Now, of course, there are relatively straightforward ways to explore the Amazon. The boat trip from the Brazil’s Colombian border to its Amazonian capital, Manaus, takes around four days and involves sleeping in a hammock and enjoying the consistently excellent sunset. The boat moves quickly down an enormous expanse of water, passing small, seemingly isolated communities, and all the while surrounded by imposing forest. Trees line the riverbank, teetering towards the water, as if on the point of leaping into the murky depths. Despite the tranquillity of sunset, high winds and torrential rain are liable to flinging tables and chairs at night, as Mother Nature reveals the extent of her powers.
The boat trip is effortlessly cool. Reminding yourself that you are in the depths of this vast space and imagining where you would be on a map is enough to make anyone smile. The meals on board are classically Brazilian, involving rice, black beans, spaghetti and farofa (a flour-based dish, strongly resembling sawdust), with a different meat for each meal. Meanwhile, you spend your time chatting with the affable Brazilians on board, who may assist you with putting up your hammock, or offer a tip about how to deal with mosquitoes.

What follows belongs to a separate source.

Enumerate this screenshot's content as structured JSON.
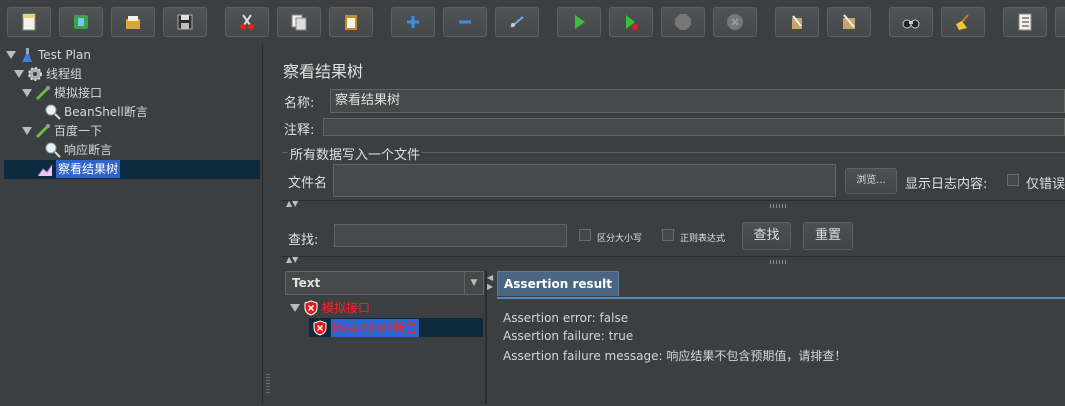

However, the wildlife on show is distinctly limited, with all manner of creatures preferring the quieter, smaller tributaries, away from boat engines and prying human eyes. One such spot is the Juma Reserve near Manaus. This protected reserve is a flooded forest, where trees and dolphins regularly poke above the surface of the still water. The mirror-smooth surface of the water creates beautiful reflections of the sky and trees, which light ripples will occasionally distort. Howler monkeys swing overhead, as caiman, piranha and more occupy the territory below.
Spending a night in the jungle is a great way to experience the rainforest in all its glory. Catching fish, starting a fire, putting up hammocks and making a camp are the most basic means of survival in the jungle. It really highlighted my sheltered inadequacies, for without Max, our young Brazilian guide, I would really have been in trouble. Once the work is done and the darkness descends, the sounds of insects buzzing and small creatures rustling through the undergrowth come to the fore. An endless expanse of stars is visible through a blanket of tree canopy. In the morning, the rising sun and blue sky poke pleasantly through the leaves and branches.
For all the Amazon’s wildlife, its size is its most impressive feature. The jungle feels endless, especially when you consider how far you could go in any given direction before emerging from the trees. The vastness of the river in places is imposing, while in others, the reflections from the water serve to enlarge the view. Distant cries of birds and monkeys echo through the canopy and the constant buzz of insects reveal to what extent the jungle is bulging with life. To encounter more wildlife, one must venture further into the depths. The Juma Reserve, for all its charm, is very accessible in relation to the majority of the region. For a real insight into the power of the Amazon and the variety of its inhabitants, I recommend reading Mother of God by Paul Rosolie. The size of the Amazon, and the activity and life on show are endless. You are an immeasurably insignificant part of it.